Oyuncu Sıla Türkoğlu nasıl keşfedildi?
Kızılcık Şerbeti dizisinin yıldızı Sıla Türkoğlu, Hürriyet'ten Hakan Gence'ye verdiği röportajında 'Aşk insanı kendine karşı bile ayaklandıran bir duygu' dedi.
Küçükken insanların eleştirilerini çok kafaya takması onu tiyatro sahnesine taşıdı. Instagram üzerinden keşfedildi. 4 yıl önce rol aldığı ilk işinin ardından başrollere terfi etti. İsmi neredeyse her hafta sosyal medyanın ‘Trendler’ listesinde. Merak ediliyor ama hakkında çok az şey biliniyor.
Hürriyet’ten Hakan Gence, Sıla Türkoğlu’yla buluştu; hayatını, işini, aşkı ve bilinmeyenlerini konuştu:
“Net ve dobrayımdır, sevmediğim bir şey varsa açık açık söylerim. Ama dobralığı bazen insanlar kötü algılayabiliyor, çoğu arkadaşımı bu yüzden kaybettim.”
Uzun zamandır sosyal medyada ismini sık sık ‘Trendler’de görüyorum. Hakkında arama yapıyorum ama çok fazla bir bilgi de yok. Merak ediyorum, sen kimsin?
Ben Sıla. İzmir Bornova’da doğdum. Mahalle ortamında büyüdüm. 23 yaşındayım. Üç kardeşiz; iki ablam var, ben evin en küçüğüyüm. Bu yüzden biraz şımartılmışım diyebiliriz. Çocukluğuma gittiğimde hiç mutsuz bir anım olduğunu hatırlamıyorum. Hep mutlu ve özgür bir çocuktum.

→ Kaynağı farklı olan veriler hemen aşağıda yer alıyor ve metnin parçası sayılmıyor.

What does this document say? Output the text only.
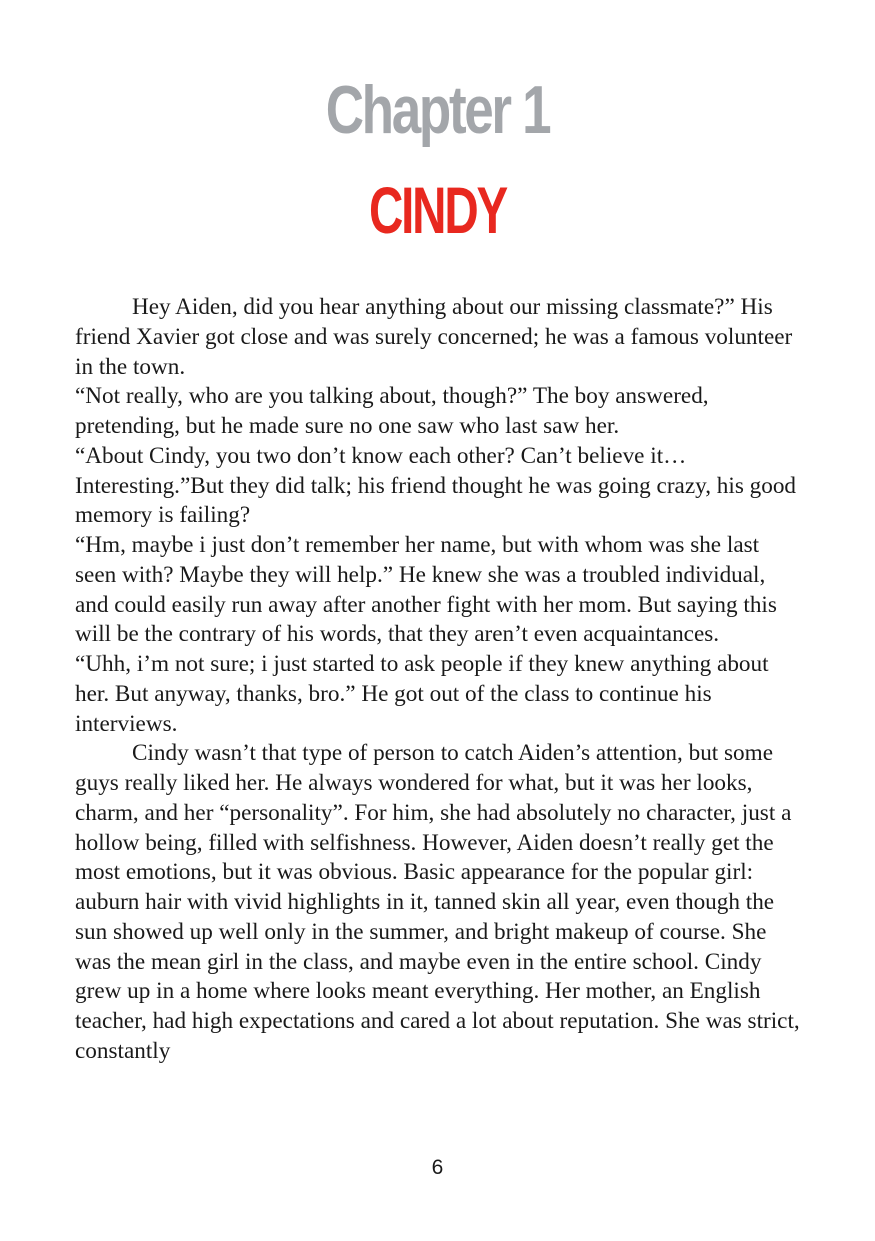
Chapter 1
CINDY

Hey Aiden, did you hear anything about our missing classmate?” His friend Xavier got close and was surely concerned; he was a famous volunteer in the town.

“Not really, who are you talking about, though?” The boy answered, pretending, but he made sure no one saw who last saw her.

“About Cindy, you two don’t know each other? Can’t believe it… Interesting.”But they did talk; his friend thought he was going crazy, his good memory is failing?

“Hm, maybe i just don’t remember her name, but with whom was she last seen with? Maybe they will help.” He knew she was a troubled individual, and could easily run away after another fight with her mom. But saying this will be the contrary of his words, that they aren’t even acquaintances.

“Uhh, i’m not sure; i just started to ask people if they knew anything about her. But anyway, thanks, bro.” He got out of the class to continue his interviews.

Cindy wasn’t that type of person to catch Aiden’s attention, but some guys really liked her. He always wondered for what, but it was her looks, charm, and her “personality”. For him, she had absolutely no character, just a hollow being, filled with selfishness. However, Aiden doesn’t really get the most emotions, but it was obvious. Basic appearance for the popular girl: auburn hair with vivid highlights in it, tanned skin all year, even though the sun showed up well only in the summer, and bright makeup of course. She was the mean girl in the class, and maybe even in the entire school. Cindy grew up in a home where looks meant everything. Her mother, an English teacher, had high expectations and cared a lot about reputation. She was strict, constantly

6
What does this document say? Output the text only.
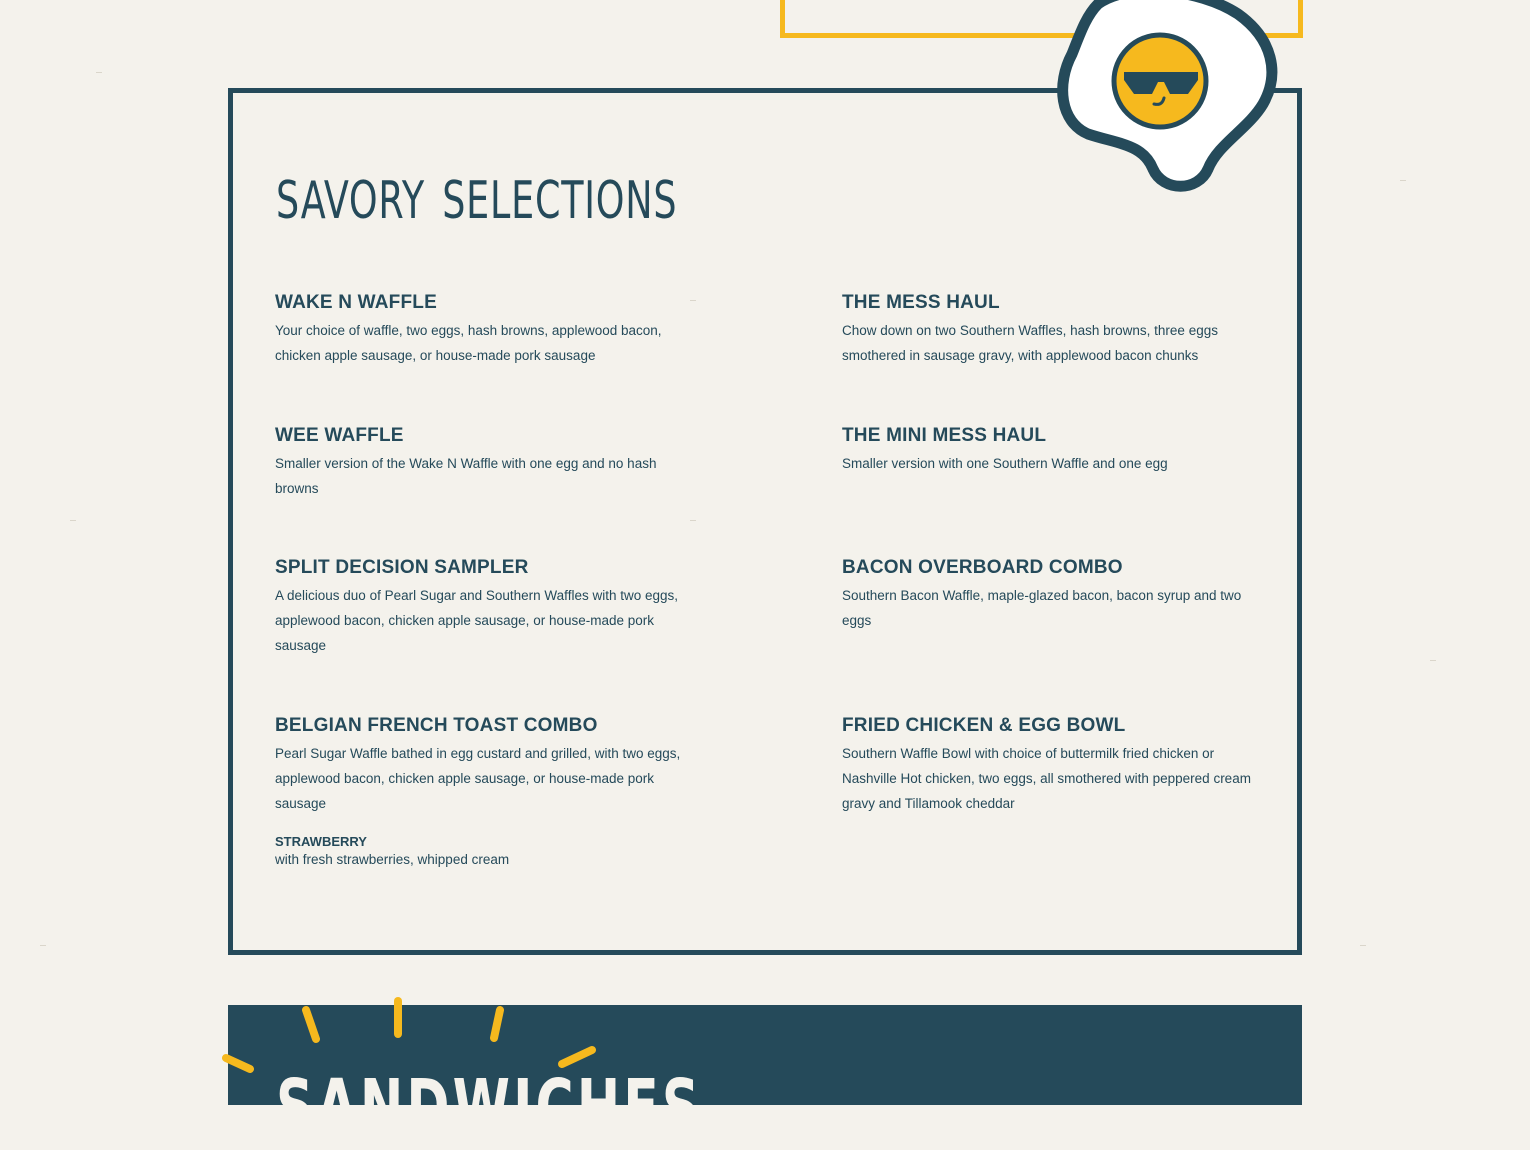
savory selections
WAKE N WAFFLE
Your choice of waffle, two eggs, hash browns, applewood bacon, chicken apple sausage, or house-made pork sausage
WEE WAFFLE
Smaller version of the Wake N Waffle with one egg and no hash browns
SPLIT DECISION SAMPLER
A delicious duo of Pearl Sugar and Southern Waffles with two eggs, applewood bacon, chicken apple sausage, or house-made pork sausage
BELGIAN FRENCH TOAST COMBO
Pearl Sugar Waffle bathed in egg custard and grilled, with two eggs, applewood bacon, chicken apple sausage, or house-made pork sausage
STRAWBERRY
with fresh strawberries, whipped cream
THE MESS HAUL
Chow down on two Southern Waffles, hash browns, three eggs smothered in sausage gravy, with applewood bacon chunks
THE MINI MESS HAUL
Smaller version with one Southern Waffle and one egg
BACON OVERBOARD COMBO
Southern Bacon Waffle, maple-glazed bacon, bacon syrup and two eggs
FRIED CHICKEN & EGG BOWL
Southern Waffle Bowl with choice of buttermilk fried chicken or Nashville Hot chicken, two eggs, all smothered with peppered cream gravy and Tillamook cheddar
SANDWICHES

Sen nasıl girdin bu sektöre?
Anasınıfındayken tiyatro gösterisinde rol almışım ama bunu hiç hatırlamıyorum. Sonradan fotoğraflarda gördüm. Demek ki o zamanlardan beri varmış içimde diye düşündüm (gülüyor). Bir de çok maymun iştahlı bir çocuktum. Bir ara voleybol oynadım, sonra resimle ilgilendim, birinciliklerim vardı. Hatta öğretmenlerim “Seni güzel sanatlara hazırlayacağız, ressam olacaksın” derdi.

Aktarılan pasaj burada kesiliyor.